Второй раз подобное было на чердаке нашего дома.
Сталинские дома – это не только высокие потолки в квартирах, но и очень просторный чердак дома. К слуховым окнам вели лесенки в четыре-пять ступенек, они прослужили довольно долго, позднее залезать в слуховое окно было делом нелегким. Отец взял с меня слово, что на крышу я буду вылезать только с ним. Я слово держал, но с ним вместе на крыше мы бывали не раз. По краю крыши шла металлическая загородка. Когда вылезаешь из слухового окна, то руками, естественно, на нее опираешься, при этом непроизвольно заглядываешь вниз. Прекрасно понимаешь, что не следует, но все равно заглядываешь, переживая легкий вплеск адреналина в кровь. Осторожно огибаешь будку слухового окна, а там уже легко взбираешься по крутому склону шифера, он шершавый и кеды по нему нисколько не скользят. Сидеть на коньке было здорово – вокруг в кронах деревьев плавали крыши пятиэтажек. Море зелени — таков Соцгород.
Но по чердакам мы лазили самостоятельно. И однажды с чердачного выступа в метр с небольшим высотой кто-то выстрелил из самопала в нашу сторону. Прекрасно понимаю, что мы не могли быть незамеченными из-за шума, который создавали, следовательно, стреляли намеренно, но и не думаю, что в прицел. Скорее всего, хотели пугнуть. Кто стрелял, я не знаю, а выяснять нам тоже почему-то не захотелось.
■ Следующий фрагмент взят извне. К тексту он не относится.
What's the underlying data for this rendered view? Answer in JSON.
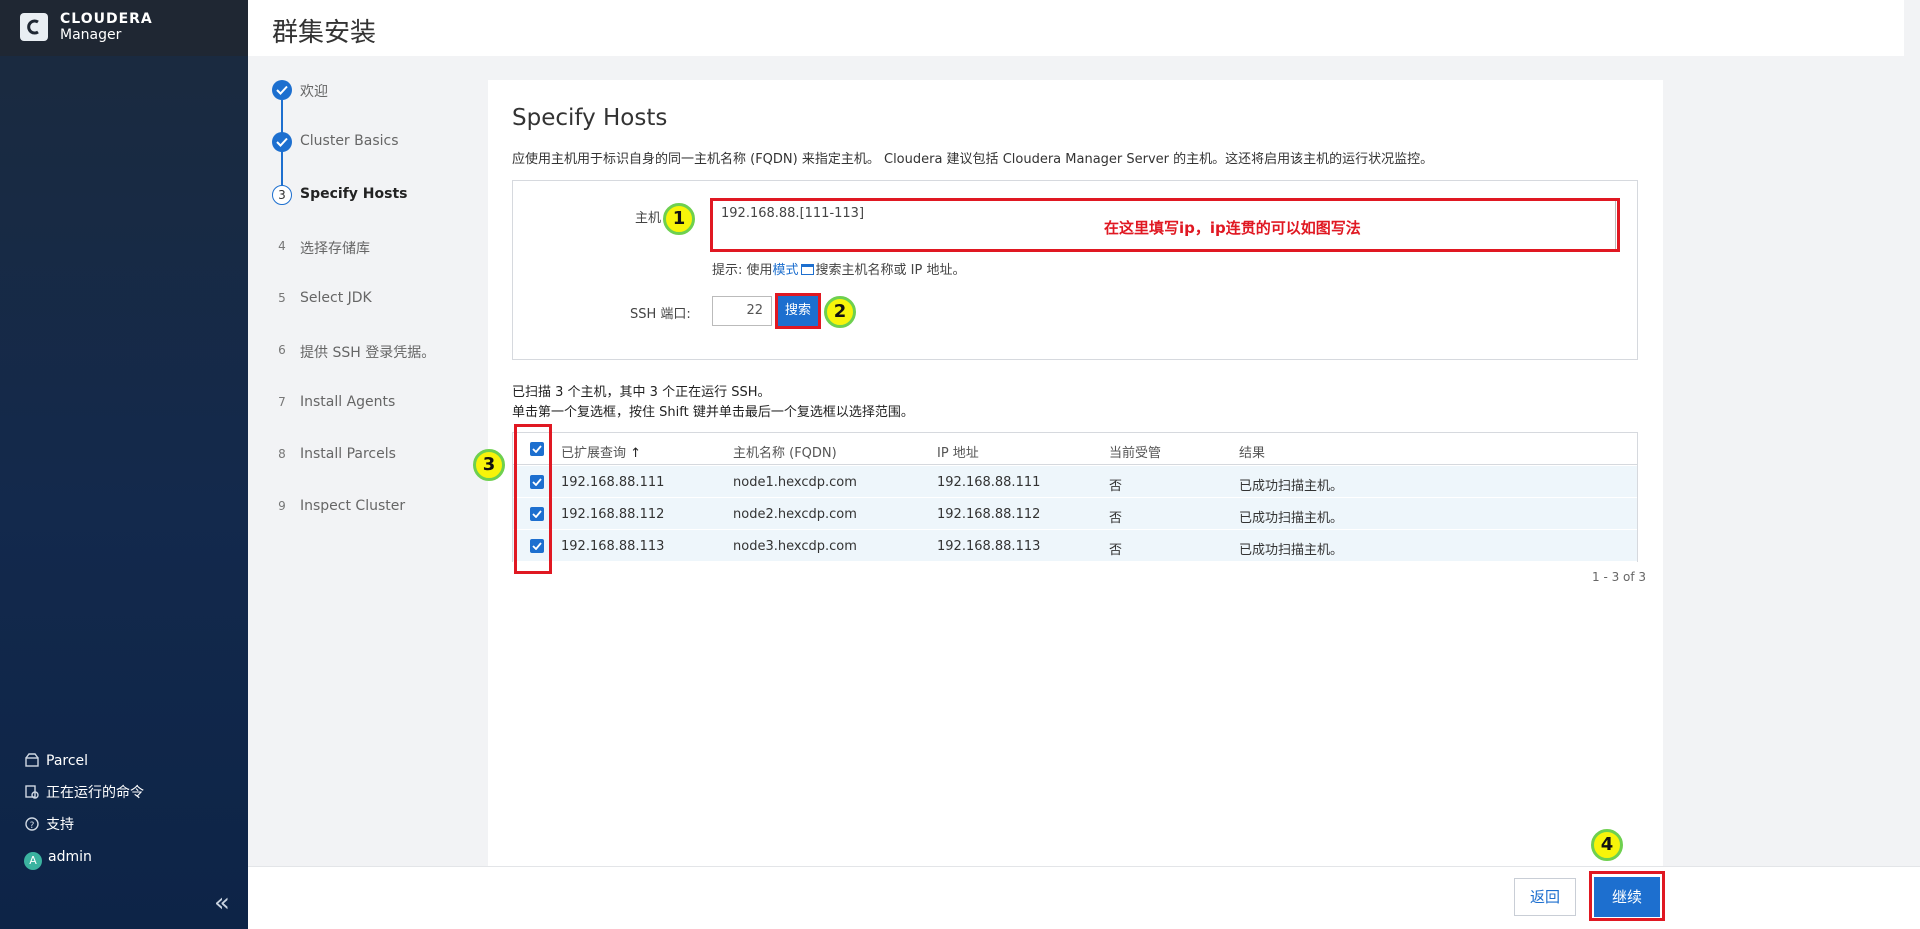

Как я уже говорил, улица Лядова делит нашу (основную) часть Соцгорода на две части. Перпендикулярно ей между нашим домом и школой № 36 проходит безымянный переулок. По крайней мере, я никогда не знал, официально называется ли он как-то или нет.
Где-то в средних для меня классах школы перекресток улицы Лядова и этого переулка несколько раз становился центром «военных действий». По каким-то неизвестным для меня причинам возникала конфронтация между подростками южной и северной части Соцгорода. Я полагаю, что какие-то причины были, но, по всей вероятности, сами они были недостаточными для детонации этих событий, когда на каждой стороне возникали две противоборствующих группировки каждая человек по 100 и более.
Это совсем не напоминало игру «в войнушку» младшего школьного возраста, поскольку в руках были палки и камни. Вместе с тем, невольно втягиваясь в это действо, которое я не могу однозначно определить, я утверждаю, что никакой массовой драки никогда не было. Ну, да, камни летели, палки угрожающе размахивались. Затем какая-то из сторон неожиданно ощущая свое ситуативное превосходство, с криками «Ура!» устремлялась вперед, а другая, не вступая в контакт, отступала. Но спустя какое-то время все повторялось, но в обратном порядке. Правда, спустя час-другой вспоминались свои школьные задания и личные дела, группировки таяли и временно наступало перемирие.
Это «бряцание оружием» никак не отражалось на общении в школе, где классы включали в себя представителей той и другой стороны. Но, тем не менее, отправляясь по заданиям родителей в магазины, мы помнили, что магазины эти находятся на «вражеской» территории, а заходить на нее в одиночку считалось нецелесообразным. Боевые действия могли повториться на следующий день или через несколько дней. Но, по-видимому, эти «разборки» взрослым надоедали, так как раза три-четыре на улице Лядова появлялись милицейские патрули и разводили противников…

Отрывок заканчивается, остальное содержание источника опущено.